NEARK Schools Prepare for Solar Eclipse

by Tucker Crain
Delta Digital News Service

JONESBORO – Northeast Arkansas high schools are taking the necessary precautions in preparation for viewing the solar eclipse on Monday, Aug. 21.

The eclipse, which is predicted to take place around 1 p.m., will be visible in the United States from coast-to-coast for the first time since 1918. This brings a new challenge to the school districts, which have not faced the prospect of viewing a potentially hazardous eclipse in recent memory.

The Valley View School District opted out of allowing the students to view the eclipse altogether. Select schools in the Jonesboro, Nettleton, Westside and Ridgefield Christian districts are allowing students to view the eclipse.

“No one will be outside watching the eclipse. Our district made the decision to stay inside and watch a livestream instead,” said David Goodin, Valley View High School principal. “We were worried about the glasses. They’re supposed to be one-size-fits-all, but maybe they don’t fit some students. Younger students may not use the glasses properly, or someone might take their glasses off and get hurt.”

Valley View decided to stream the eclipse instead of going outside to watch even after consent forms were sent home with students. Glasses purchased for the event will go unused.

“Our older students may be checked out by their parents to watch the eclipse with their own approved glasses, and that’s fine. This decision is really just for the general welfare of our student body,” Goodin said.

At Jonesboro Public Schools, all students will be supplied with glasses and allowed to watch the eclipse with an approved consent form.

“We purchased approved solar eclipse glasses for all the students and faculty in the Jonesboro Public Schools district, except for our kindergarten and pre-K students,” Carol Neves, Jonesboro Public School District’s Science, Technology, Engineering and Math specialist. “Every student has a permission slip to get signed by a parent or guardian to be able to watch it. If they don’t get it signed, we’ll still be streaming the event inside our buildings.”

Jonesboro Public Schools is the only district allowing all of its students to watch the solar eclipse. Nettleton, Westside and Ridgefield Christian are only allowing older students to watch, though “older” is different at every district.

“Our eighth-grade through 12th-grade students can view the eclipse. We have contacted local eye doctors and developed a safety plan for what type of glasses to use,” said Michael Graham, Westside High School principal. “We’re conducting a safety briefing before the event. We’ve had some concerns, but our consultations with the local specialists made us feel like students will be safe to watch.”

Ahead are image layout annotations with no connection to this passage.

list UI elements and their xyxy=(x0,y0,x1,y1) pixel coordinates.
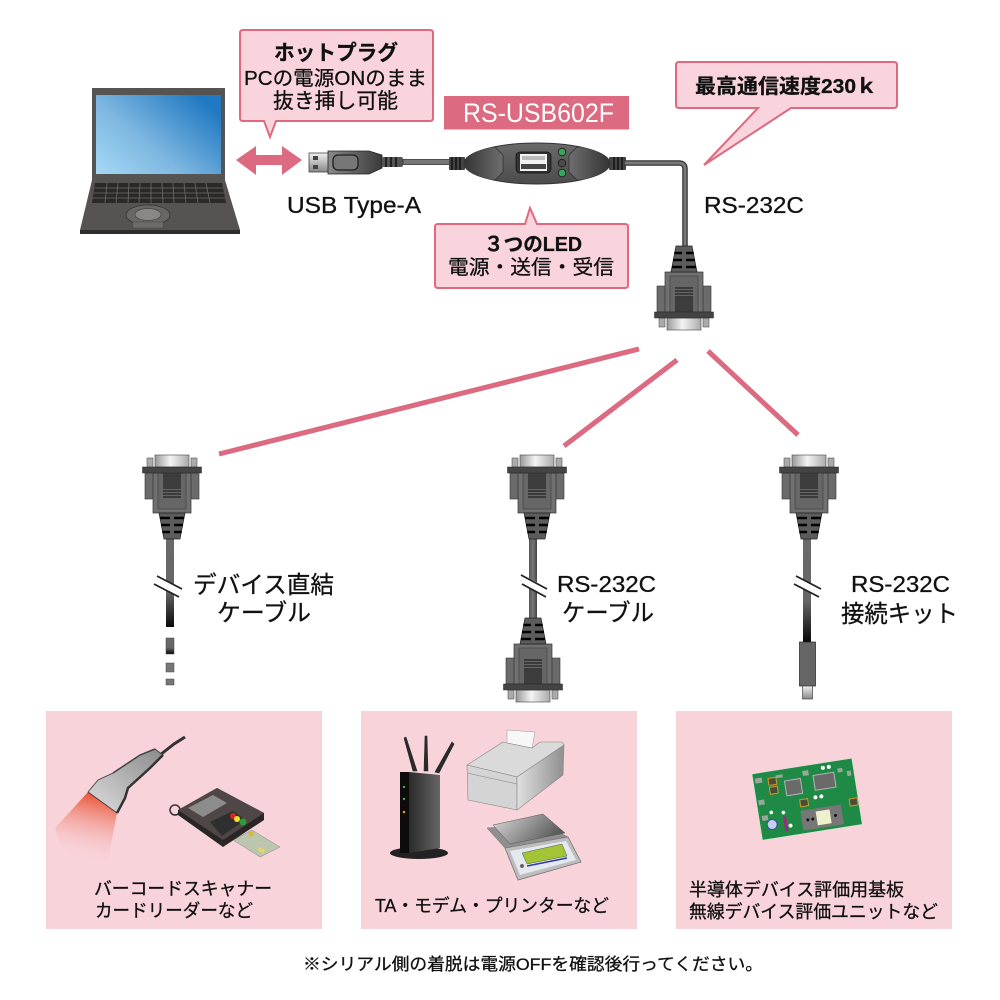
label: device direct cable: ケーブル xyxy=(217,600,311,627)
callout: hot plug: ホットプラグ xyxy=(274,41,398,65)
icon: laptop computer xyxy=(80,88,240,234)
callout: hot plug: PCの電源ONのまま xyxy=(244,67,427,90)
text: scanner caption: バーコードスキャナー xyxy=(94,879,272,899)
icon: receipt printer xyxy=(467,730,564,810)
icon: digital scale xyxy=(487,814,581,880)
footnote: ※シリアル側の着脱は電源OFFを確認後行ってください。 xyxy=(303,955,763,974)
text: scanner caption: カードリーダーなど xyxy=(95,901,253,921)
label: RS-232C connection kit: RS-232C xyxy=(851,571,950,597)
label: device direct cable: デバイス直結 xyxy=(193,572,334,599)
text: board caption: 半導体デバイス評価用基板 xyxy=(689,880,904,900)
text: board caption: 無線デバイス評価ユニットなど xyxy=(689,902,938,922)
callout: three LEDs xyxy=(435,208,628,288)
text: board caption xyxy=(689,880,938,922)
connector: RS-232C output xyxy=(654,246,714,330)
panel: evaluation boards xyxy=(676,711,952,929)
callout: three LEDs: 電源・送信・受信 xyxy=(448,256,614,279)
label: RS-232C cable: ケーブル xyxy=(562,600,654,627)
panel: TA, modem and printer xyxy=(361,711,637,929)
label: RS-232C cable xyxy=(557,571,656,627)
heading: model name: RS-USB602F xyxy=(463,98,614,128)
callout: hot plug xyxy=(240,30,433,137)
label: RS-232C connection kit: 接続キット xyxy=(841,601,958,628)
RS-232C kit assembly xyxy=(780,455,838,699)
icon: card reader xyxy=(170,788,280,857)
callout: hot plug: 抜き挿し可能 xyxy=(273,90,398,113)
icon: USB serial converter xyxy=(449,143,626,184)
icon: circuit board xyxy=(752,758,862,840)
cable: converter to RS-232C xyxy=(625,163,685,250)
arrow: laptop to USB connection xyxy=(236,146,302,175)
label: RS-232C: RS-232C xyxy=(704,192,804,218)
icon: router xyxy=(390,736,454,859)
text: printer caption: TA・モデム・プリンターなど xyxy=(375,896,609,916)
text: scanner caption xyxy=(94,879,272,921)
icon: barcode scanner xyxy=(55,737,185,860)
label: RS-232C connection kit xyxy=(841,571,958,628)
callout: three LEDs: ３つのLED xyxy=(484,234,582,256)
panel: scanners and card readers xyxy=(46,711,322,929)
label: device direct cable xyxy=(193,572,334,627)
device cable assembly xyxy=(142,455,202,685)
callout: maximum speed xyxy=(676,62,897,165)
label: RS-232C cable: RS-232C xyxy=(557,571,656,597)
label: USB Type-A: USB Type-A xyxy=(287,192,422,218)
callout: maximum speed: 最高通信速度230ｋ xyxy=(695,75,877,98)
branch lines xyxy=(219,349,798,454)
RS-232C cable assembly xyxy=(504,455,566,702)
icon: USB Type-A plug xyxy=(309,151,450,174)
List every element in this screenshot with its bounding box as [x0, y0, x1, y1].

Ridgefield Christian will also allow seventh-grade students to watch.

“Our secondary students will be invited to view the event. Our glasses will be provided free of charge, but the students must have their consent form approved by a parent or guardian. All our younger students will watch a stream online,” said academic adviser Veronica Reeves.

While other schools secured enough glasses for all students to view the eclipse, the Nettleton School District only secured enough for certain classes.

“All of our science classes will be viewing the eclipse, and we’re trying to find enough glasses to get the entire school out there,” said Brian Carter, Nettleton High School principal. “The ninth through 12th-grade students who are in a science class during the eclipse will be able to go outside and watch it if they have their consent form signed by a parent or guardian.”

The path of the solar eclipse will show between 75-90 percent totality in Jonesboro and the surrounding areas. The totality in each area lasts around 2 minutes and should not be looked at without using approved glasses.